The latter point is demonstrated with surprising effectiveness through the performance of Justin Timberlake, who plays Frankie, Johnny’s older right-hand man. While Timberlake’s feature film debut is spotty – at times his reading of the character is flat as a pancake – he delivers big in some pivotal scenes with Zack as the two strike up a fast friendship.

It’s all the more poignant, then, when Frankie leads Zack to his death. Timberlake conveys a deep fear and confusion as to what his character is actually doing, and it’s a scene that goes right to the core of the film. None of these kids seem like truly evil people – stupid and fundamentally misguided, yes, but not evil – and for the most part, they appear as shocked as anyone at what actually comes to pass.

Ironically, it’s this aspect that makes Alpha Dog ultimately unsatisfying. Cassavettes does a fine job reconstructing the events, but his rendering of the characters leaves something to be desired. If you’re the kind of person who believes violent films, music and video games are enough to drive teenagers to murder, Alpha Dog is your movie.

Me, I don’t buy it. And in fairness, Cassavettes doesn’t strongly suggest this is the case. But neither does he offer another explanation to his audience. Alpha Dog’s title implies some sort of psychological struggle underlying the film’s events, but that struggle isn’t evident in the final product.

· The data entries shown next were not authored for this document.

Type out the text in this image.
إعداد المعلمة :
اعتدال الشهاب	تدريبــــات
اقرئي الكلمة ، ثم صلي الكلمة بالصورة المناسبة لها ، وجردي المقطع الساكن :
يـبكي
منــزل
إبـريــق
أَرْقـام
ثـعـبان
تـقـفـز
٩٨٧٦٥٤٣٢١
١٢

Part of the problem is Hirsch, whose Johnny Truelove is essentially a cipher. His anger, fear and supposed feelings of inadequacy aren’t really evident, though one gets the impression they must’ve played some role in the crime. In a cast that, on the whole, is reaching for something well beyond its grasp, Hirsch is the only one who doesn’t seem to be trying very hard, and he’s not yet the kind of actor who can pull off an effortlessly brilliant performance.

Still, Alpha Dog is a perfectly watchable film, despite some major pitfalls. Cassavettes doesn’t delve deeply into his characters, but the lurid details are more than enough to keep viewers glued to the screen. This dog doesn’t have much bite, but his bark is enough to get your attention.